上官滢滢侧目:“这家伙,见风使舵挺厉害啊!”

上官景辰听了义兄的那声咳嗽,也马上不闹了,一步步蹭到上官滢滢身边,低着头委委屈屈叫了声:“姐,我吃烤鸡腿……”

这也太管用了吧!

上官滢滢只想泪奔!

她身边这两只有多难搞,她可是心知肚明的!

没想到义兄只用一声轻轻咳嗽,就搞定了这两只!

义兄看向上官滢滢,戴着黑色银丝面具的脸上虽然看不出表情,但是声音柔和了许多,“等我回来生火,你去拣些枯树枝和落叶回来,记得不要生火,等我回来。”仔细嘱咐了一番,才离开去抓鱼。

上官滢滢点头如小鸡啄米,“好的好的,我等义兄回来生火……”

再低头看看乖乖的弟弟,上官滢滢笑眯眯地摸摸他的头,道:“世上只有我们好,有姐姐的弟弟像块宝,有义兄的姐姐也是块宝……”

上官滢滢带着上官景辰去拣枯枝和落叶,小雪貂亦步亦趋地跟在他们身边,比以前老实许多。

已经是晚秋时分,秋老虎过去了,天气一日更是凉过一日。

上官滢滢昨夜换的衣衫比较单薄,不过她动起来,边捡树叶边走路,并不觉得冷。

青石子铺就的路边,小草已经枯黄,路边的大树也光秃秃地,地上落满一地的落叶。

上官滢滢弯腰抱了几捆枯枝,又篓了几堆落叶推到路边。

没过多久,义兄拎着几尾鲜鱼大步走过来。

阳光从他背后射过来,上官滢滢甚至能看见他身上还未干透的水珠……

上官滢滢的神情有些异样。

如果她没有猜错,义兄的这身衣袍,是能入水游泳的水裳。
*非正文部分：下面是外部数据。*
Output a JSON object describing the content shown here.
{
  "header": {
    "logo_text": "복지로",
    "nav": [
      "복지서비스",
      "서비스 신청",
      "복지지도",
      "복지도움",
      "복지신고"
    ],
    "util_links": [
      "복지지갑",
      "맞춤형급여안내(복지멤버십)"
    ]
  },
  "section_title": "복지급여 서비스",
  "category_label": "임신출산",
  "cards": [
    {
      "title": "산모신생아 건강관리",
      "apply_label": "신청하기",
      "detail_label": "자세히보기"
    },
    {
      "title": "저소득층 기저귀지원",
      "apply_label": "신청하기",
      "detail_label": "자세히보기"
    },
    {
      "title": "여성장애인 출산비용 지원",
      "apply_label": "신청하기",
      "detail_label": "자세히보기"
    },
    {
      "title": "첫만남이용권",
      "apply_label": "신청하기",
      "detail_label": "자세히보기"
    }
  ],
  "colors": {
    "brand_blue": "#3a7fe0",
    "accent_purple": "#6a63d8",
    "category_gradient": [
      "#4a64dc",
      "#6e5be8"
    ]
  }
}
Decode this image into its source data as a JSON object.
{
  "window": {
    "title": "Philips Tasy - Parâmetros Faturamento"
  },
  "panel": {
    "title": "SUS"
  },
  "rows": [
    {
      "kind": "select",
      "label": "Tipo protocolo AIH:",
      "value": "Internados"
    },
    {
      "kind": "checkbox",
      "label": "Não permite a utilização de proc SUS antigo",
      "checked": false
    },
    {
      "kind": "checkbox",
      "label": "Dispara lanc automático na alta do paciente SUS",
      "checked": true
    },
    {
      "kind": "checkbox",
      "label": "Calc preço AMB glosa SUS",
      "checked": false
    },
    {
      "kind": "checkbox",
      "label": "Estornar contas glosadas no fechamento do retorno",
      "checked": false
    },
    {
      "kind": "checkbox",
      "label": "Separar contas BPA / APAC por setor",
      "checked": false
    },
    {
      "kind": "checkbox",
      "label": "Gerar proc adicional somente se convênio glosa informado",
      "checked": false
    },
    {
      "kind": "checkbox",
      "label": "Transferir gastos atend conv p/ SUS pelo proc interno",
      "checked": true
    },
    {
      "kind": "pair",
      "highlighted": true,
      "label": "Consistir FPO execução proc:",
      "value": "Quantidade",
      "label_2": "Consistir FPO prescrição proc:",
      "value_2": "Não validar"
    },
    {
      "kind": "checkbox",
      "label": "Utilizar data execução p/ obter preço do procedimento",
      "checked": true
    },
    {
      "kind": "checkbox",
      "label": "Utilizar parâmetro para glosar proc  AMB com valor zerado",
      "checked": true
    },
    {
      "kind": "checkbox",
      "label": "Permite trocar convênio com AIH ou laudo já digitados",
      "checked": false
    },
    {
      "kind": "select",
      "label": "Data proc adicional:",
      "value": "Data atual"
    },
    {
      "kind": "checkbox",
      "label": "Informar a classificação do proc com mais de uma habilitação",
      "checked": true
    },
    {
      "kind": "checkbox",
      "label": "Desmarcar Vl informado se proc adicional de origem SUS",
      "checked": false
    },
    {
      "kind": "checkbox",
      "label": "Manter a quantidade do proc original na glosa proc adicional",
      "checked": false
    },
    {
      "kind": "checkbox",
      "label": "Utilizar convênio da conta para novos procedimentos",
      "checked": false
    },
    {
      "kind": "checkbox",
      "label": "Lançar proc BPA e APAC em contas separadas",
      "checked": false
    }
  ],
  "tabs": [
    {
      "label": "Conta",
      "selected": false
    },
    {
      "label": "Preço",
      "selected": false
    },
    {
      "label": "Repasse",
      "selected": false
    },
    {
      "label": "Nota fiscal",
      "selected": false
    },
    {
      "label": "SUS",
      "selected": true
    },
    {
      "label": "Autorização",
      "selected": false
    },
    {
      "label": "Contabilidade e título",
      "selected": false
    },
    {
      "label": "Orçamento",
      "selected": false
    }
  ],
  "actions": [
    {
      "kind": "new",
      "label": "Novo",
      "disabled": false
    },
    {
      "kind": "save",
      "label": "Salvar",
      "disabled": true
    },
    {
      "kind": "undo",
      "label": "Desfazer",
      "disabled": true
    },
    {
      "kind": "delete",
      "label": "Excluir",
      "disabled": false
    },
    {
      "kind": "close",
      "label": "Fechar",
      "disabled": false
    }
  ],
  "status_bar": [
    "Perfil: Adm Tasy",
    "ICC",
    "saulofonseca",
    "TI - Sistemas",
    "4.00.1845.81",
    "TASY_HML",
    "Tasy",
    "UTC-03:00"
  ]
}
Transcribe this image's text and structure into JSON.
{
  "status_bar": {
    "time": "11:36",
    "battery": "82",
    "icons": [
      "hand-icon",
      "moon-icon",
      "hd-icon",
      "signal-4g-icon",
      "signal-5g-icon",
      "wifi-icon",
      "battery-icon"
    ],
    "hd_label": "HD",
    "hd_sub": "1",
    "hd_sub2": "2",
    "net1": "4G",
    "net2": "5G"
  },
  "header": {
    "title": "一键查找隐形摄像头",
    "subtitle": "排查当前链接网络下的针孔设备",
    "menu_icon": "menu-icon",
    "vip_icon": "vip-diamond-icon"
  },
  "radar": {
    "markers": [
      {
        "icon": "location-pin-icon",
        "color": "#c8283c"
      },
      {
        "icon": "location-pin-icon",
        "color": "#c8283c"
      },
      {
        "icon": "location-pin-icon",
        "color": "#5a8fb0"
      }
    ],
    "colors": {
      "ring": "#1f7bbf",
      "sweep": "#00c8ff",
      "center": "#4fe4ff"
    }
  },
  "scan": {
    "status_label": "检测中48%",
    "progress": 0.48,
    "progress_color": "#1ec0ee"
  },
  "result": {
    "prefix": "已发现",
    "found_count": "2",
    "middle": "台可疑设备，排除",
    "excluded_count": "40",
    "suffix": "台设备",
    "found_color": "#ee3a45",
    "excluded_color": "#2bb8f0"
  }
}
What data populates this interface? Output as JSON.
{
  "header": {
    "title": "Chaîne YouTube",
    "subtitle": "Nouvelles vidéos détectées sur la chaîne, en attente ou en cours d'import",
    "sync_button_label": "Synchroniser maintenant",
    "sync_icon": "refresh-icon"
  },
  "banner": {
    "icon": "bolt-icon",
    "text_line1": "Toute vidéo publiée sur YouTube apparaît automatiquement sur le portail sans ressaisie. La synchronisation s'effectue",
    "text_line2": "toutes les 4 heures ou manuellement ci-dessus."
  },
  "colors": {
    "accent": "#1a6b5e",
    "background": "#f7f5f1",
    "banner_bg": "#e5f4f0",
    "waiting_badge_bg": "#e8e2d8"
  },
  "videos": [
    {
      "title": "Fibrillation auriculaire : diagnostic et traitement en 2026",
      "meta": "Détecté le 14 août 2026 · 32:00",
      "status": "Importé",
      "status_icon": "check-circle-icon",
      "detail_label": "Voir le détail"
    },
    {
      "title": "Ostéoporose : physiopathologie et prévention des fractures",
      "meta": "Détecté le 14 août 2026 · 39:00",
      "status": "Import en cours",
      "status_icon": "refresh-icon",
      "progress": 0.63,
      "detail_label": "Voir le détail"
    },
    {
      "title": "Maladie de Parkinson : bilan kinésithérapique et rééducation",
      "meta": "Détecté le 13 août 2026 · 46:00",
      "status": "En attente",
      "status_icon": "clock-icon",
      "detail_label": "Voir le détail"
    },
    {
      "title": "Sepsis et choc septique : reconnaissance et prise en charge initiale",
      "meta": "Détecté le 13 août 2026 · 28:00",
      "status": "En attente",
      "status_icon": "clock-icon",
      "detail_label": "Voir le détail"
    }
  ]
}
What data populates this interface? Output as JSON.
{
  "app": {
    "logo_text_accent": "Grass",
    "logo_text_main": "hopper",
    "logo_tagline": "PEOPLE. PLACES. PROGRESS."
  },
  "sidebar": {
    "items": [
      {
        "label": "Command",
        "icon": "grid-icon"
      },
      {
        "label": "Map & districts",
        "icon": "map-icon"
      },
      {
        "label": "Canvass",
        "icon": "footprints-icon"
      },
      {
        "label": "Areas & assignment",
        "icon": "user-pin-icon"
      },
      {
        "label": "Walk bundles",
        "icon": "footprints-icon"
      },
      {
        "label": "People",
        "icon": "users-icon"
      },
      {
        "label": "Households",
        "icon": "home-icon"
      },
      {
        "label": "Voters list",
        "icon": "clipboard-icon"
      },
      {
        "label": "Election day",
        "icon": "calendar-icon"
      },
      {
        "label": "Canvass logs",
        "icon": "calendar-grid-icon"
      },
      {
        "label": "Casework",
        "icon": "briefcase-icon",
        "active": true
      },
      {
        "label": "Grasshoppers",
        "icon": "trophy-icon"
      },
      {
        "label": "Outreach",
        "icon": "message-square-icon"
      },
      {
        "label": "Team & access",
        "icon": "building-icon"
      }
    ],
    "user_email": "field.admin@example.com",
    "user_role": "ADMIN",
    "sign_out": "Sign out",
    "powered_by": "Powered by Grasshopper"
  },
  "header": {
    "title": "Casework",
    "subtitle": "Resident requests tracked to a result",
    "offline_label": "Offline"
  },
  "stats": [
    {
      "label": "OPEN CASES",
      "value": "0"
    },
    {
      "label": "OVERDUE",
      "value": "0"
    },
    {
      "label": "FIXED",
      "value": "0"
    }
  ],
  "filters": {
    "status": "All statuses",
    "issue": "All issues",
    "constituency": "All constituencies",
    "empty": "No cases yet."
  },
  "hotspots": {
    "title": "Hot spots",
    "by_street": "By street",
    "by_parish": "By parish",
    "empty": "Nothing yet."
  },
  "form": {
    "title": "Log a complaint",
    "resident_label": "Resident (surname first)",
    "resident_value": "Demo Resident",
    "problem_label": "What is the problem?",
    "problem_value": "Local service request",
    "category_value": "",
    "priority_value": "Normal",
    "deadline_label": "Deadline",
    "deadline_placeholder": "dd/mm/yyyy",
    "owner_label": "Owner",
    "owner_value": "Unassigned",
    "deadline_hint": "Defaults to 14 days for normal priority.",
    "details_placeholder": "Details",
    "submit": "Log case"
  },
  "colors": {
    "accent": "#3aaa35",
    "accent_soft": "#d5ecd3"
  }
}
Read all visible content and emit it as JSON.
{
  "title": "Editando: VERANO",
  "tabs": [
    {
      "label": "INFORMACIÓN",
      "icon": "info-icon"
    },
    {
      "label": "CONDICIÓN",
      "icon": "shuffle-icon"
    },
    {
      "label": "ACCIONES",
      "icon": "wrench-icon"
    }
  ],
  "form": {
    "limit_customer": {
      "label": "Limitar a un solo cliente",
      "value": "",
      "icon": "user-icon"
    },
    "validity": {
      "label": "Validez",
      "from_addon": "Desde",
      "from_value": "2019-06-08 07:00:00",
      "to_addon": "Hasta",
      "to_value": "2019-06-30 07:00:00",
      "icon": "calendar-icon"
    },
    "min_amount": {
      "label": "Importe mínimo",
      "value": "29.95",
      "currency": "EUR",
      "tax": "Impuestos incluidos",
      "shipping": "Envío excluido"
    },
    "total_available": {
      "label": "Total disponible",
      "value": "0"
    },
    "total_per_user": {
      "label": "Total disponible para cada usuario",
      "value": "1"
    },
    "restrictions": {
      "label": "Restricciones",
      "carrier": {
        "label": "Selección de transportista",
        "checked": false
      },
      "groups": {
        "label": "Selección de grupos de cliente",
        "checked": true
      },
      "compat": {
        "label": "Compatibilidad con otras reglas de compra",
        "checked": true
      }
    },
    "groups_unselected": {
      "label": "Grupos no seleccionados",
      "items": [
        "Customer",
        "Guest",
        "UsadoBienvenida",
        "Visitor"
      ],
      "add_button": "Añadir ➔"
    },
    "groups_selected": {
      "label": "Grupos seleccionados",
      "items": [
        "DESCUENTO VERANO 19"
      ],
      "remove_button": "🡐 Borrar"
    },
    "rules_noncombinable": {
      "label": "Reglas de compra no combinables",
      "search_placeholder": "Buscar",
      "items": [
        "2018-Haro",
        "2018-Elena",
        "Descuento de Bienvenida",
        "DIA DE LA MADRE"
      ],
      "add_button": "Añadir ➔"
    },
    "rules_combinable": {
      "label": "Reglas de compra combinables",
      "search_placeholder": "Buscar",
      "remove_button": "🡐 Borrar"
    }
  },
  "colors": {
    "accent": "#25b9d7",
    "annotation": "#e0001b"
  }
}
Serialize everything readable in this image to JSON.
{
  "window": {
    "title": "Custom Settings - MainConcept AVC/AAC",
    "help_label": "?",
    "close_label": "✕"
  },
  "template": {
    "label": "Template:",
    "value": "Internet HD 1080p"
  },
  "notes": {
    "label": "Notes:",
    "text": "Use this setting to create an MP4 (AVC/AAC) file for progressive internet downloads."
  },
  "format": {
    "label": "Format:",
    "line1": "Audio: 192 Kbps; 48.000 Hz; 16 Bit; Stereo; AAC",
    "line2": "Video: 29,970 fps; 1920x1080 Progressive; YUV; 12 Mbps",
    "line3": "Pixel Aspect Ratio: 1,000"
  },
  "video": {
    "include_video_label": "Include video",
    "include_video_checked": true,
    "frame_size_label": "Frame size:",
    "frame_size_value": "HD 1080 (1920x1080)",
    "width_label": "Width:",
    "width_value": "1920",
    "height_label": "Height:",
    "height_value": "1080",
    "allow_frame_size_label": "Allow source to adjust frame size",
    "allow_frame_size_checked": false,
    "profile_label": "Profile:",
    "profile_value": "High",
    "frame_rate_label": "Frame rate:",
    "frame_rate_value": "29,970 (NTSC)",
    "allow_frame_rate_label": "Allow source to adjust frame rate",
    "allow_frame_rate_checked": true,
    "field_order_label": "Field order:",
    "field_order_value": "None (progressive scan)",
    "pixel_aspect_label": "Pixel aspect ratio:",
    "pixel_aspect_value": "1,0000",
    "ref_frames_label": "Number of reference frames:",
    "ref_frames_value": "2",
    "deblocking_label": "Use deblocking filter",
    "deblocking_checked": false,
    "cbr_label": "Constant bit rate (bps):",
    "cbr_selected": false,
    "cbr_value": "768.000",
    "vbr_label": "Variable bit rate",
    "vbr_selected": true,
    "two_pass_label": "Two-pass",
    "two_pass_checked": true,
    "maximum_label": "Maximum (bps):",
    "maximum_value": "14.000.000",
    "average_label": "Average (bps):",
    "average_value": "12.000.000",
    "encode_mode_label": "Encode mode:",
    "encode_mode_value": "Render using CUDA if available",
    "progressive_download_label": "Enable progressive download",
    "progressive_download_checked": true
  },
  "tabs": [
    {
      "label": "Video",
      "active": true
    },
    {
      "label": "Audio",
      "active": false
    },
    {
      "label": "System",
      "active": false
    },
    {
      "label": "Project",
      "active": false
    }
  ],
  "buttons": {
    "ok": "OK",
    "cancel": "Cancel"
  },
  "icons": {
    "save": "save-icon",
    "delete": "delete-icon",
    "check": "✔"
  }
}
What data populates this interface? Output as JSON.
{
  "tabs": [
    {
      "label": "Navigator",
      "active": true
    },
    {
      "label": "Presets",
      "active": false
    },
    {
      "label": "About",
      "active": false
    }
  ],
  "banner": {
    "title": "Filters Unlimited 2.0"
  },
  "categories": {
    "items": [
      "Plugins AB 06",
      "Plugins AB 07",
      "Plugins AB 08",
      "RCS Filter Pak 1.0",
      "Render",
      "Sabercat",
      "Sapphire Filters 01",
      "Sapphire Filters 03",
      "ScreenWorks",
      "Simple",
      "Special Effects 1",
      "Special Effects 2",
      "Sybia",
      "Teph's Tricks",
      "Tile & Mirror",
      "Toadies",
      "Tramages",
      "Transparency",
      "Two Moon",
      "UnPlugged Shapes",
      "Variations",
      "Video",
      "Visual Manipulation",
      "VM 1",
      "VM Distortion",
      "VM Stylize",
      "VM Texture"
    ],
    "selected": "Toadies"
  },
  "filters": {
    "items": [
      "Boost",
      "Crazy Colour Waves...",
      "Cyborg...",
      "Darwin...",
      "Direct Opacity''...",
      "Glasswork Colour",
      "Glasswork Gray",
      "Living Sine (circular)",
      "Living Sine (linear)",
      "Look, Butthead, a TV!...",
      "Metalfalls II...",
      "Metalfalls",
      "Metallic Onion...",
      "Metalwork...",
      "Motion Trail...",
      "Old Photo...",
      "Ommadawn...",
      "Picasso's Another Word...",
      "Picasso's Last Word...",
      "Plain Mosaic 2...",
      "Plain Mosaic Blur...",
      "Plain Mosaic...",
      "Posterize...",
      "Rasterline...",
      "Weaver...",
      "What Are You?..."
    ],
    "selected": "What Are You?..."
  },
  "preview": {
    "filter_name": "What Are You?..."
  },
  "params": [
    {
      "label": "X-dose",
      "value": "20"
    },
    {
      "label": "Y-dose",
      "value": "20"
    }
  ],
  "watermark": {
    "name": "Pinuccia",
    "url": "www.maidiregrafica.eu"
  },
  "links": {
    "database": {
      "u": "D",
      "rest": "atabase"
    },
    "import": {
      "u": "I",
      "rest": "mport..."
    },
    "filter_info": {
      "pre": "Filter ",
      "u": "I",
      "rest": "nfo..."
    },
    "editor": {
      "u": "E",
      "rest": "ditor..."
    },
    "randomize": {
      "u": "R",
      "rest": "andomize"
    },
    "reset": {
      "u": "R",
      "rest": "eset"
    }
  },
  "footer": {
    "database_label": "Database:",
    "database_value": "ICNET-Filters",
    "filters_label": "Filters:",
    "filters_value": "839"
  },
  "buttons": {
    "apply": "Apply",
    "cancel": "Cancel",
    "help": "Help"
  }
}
质地奇特,摸起来滑不溜手,滴水不沾,在水里就跟鱼一样施展自如,痛痒的,价格不便宜。

等义兄走到她身边的时候,他身上的水珠已经干透了。

上官滢滢仰头看着义兄,笑着道:“义兄,您教我游泳吧……”然后就再问问能不能把那身水靠送给自己……

义兄愕然,“你不是会游泳吗?”

“我什么时候说过自己会游泳?”上官滢滢也愕然,狐疑看着义兄。

“你昨天说的,你和弟弟被人追杀,你和弟弟躲在水里,你会游水,所以躲在水里把弟弟拖着,不让他淹水。”义兄看了她一眼,从她身边走过,头也不回地道。

上官滢滢抿着唇,使劲儿闭了闭眼,有些懊恼自己昨天说得太多了。

她确实学会了游水,在回到京城后的几天,她每天都趁大家睡熟了,跑到小水湾学游水。神奇的是,不到三天功夫就自己学会了。可能真是自己天赋异禀,不过更多的是她的努力。

昨天拜兄之后,她满心欢喜,恨不得把所有的事情都跟义兄分享,完全忘了这一茬了……

“……可是,我虽然会游泳,却……没有很熟练,更没有好用的水裳。”上官滢滢小心翼翼说道,追上义兄的脚步。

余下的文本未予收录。